Grants for Improvements to Meat and Poultry Facilities to Allow for Interstate Shipment:
The bill provides $60 million to make facility upgrade and planning grants to existing meat and poultry processors to help them move to Federal inspection and be able to sell their products across state lines. The bill also requires USDA to work with States and to report on ways to improve the existing Cooperative Interstate Shipment program. This is a modified version of the RAMP UP Act, spearheaded by NCBA earlier this Congress.
PPP Tax Deductibility:
The bill specifies that forgiven Paycheck Protection Program (PPP) loans will not be treated as taxable income; this is a win for CCA, which joined more than 700 other organizations asking that the provision be included in the COVID relief bill. The legislation also includes $284 billion in a second round of PPP loans and simplifies the forgiveness process for loans under $150,000.

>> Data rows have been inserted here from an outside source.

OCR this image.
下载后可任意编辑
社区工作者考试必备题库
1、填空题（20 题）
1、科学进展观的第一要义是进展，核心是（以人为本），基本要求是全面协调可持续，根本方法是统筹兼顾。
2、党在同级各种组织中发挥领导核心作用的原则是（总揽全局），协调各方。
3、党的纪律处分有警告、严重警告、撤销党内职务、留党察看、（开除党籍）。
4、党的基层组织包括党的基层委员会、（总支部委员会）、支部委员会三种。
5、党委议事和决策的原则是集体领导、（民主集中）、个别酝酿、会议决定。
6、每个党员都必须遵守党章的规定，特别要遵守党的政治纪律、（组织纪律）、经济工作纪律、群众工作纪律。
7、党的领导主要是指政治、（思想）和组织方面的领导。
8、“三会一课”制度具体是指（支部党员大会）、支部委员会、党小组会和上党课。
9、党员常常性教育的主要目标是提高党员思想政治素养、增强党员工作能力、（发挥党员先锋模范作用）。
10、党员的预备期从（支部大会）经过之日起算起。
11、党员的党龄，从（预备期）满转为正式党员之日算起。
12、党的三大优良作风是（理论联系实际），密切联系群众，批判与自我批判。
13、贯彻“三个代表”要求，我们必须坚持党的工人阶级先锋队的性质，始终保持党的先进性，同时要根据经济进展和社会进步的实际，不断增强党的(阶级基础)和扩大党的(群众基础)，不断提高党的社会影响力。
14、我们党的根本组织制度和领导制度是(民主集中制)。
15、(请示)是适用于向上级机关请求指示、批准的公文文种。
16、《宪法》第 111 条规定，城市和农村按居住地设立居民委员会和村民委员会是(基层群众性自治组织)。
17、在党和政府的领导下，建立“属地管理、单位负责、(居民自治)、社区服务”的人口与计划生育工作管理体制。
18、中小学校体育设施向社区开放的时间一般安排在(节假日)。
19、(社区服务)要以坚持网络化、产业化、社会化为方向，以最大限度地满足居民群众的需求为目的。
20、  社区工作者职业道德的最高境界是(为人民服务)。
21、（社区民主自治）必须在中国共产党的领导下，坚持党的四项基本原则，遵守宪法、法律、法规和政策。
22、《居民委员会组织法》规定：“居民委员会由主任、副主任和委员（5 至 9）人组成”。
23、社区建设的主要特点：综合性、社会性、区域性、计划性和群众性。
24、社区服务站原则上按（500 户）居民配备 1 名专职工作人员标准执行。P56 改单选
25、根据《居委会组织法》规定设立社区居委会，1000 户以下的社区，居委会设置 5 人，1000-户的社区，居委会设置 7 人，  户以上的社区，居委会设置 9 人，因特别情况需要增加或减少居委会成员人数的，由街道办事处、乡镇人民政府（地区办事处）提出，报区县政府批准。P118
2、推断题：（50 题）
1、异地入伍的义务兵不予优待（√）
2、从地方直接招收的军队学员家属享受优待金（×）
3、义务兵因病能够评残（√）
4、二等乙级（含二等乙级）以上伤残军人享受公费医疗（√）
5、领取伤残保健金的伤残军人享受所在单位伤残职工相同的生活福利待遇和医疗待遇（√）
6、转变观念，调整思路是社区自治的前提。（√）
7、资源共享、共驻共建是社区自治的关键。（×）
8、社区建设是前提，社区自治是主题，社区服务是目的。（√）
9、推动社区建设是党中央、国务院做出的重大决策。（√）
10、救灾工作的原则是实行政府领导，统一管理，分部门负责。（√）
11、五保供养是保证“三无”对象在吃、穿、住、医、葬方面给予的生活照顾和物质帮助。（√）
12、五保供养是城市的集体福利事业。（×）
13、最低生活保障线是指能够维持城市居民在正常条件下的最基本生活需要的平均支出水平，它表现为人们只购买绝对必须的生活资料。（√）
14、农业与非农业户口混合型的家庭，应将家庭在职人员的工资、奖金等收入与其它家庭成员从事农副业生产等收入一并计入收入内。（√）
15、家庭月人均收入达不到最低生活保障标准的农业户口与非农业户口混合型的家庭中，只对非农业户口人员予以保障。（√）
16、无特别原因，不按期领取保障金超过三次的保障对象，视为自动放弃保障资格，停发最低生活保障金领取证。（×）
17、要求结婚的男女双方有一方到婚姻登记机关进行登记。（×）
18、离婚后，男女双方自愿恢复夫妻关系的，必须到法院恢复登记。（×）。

In addition to the above coronavirus relief provisions, the bill contains crucial items for the Fiscal Year 2021 (FY21). According to NCBA, the FY21 provisions relevant to those in the cattle business and livestock sector include:
- Extending Livestock Mandatory Reporting (LMR) through September 30, 2021;
- Maintaining the Electronic Logging Device (ELD) provision for livestock haulers, extending the waiver September 30, 2021;
- Addressing the Agricultural Quarantine Inspection (AQI) shortfall by providing $32 million in funding for FY21; and
- Renewing exemptions for livestock producers from EPA greenhouse gas reporting requirements for FY21.
The Public Lands Council has noted two additional components of the bill relevant to public lands ranchers. First, the package “provides $115 million for the Bureau of Land Management to continue work in their multi-year proposal to decrease wild horse populations during this fiscal year.” The deal additionally “prevents any funding being used to list the Greater Sage-Grouse under the Endangered Species Act during this fiscal year.”
The legislative package must still be approved by the House and Senate and be signed into law by President Trump, but CCA does not expect the provisions outlined above to be altered significantly during the legislative process. CCA and our national affiliates will continue to examine the legislation and will keep CCA members apprised of important provisions—and their implementation by federal agencies—in future editions of Legislative Bulletin.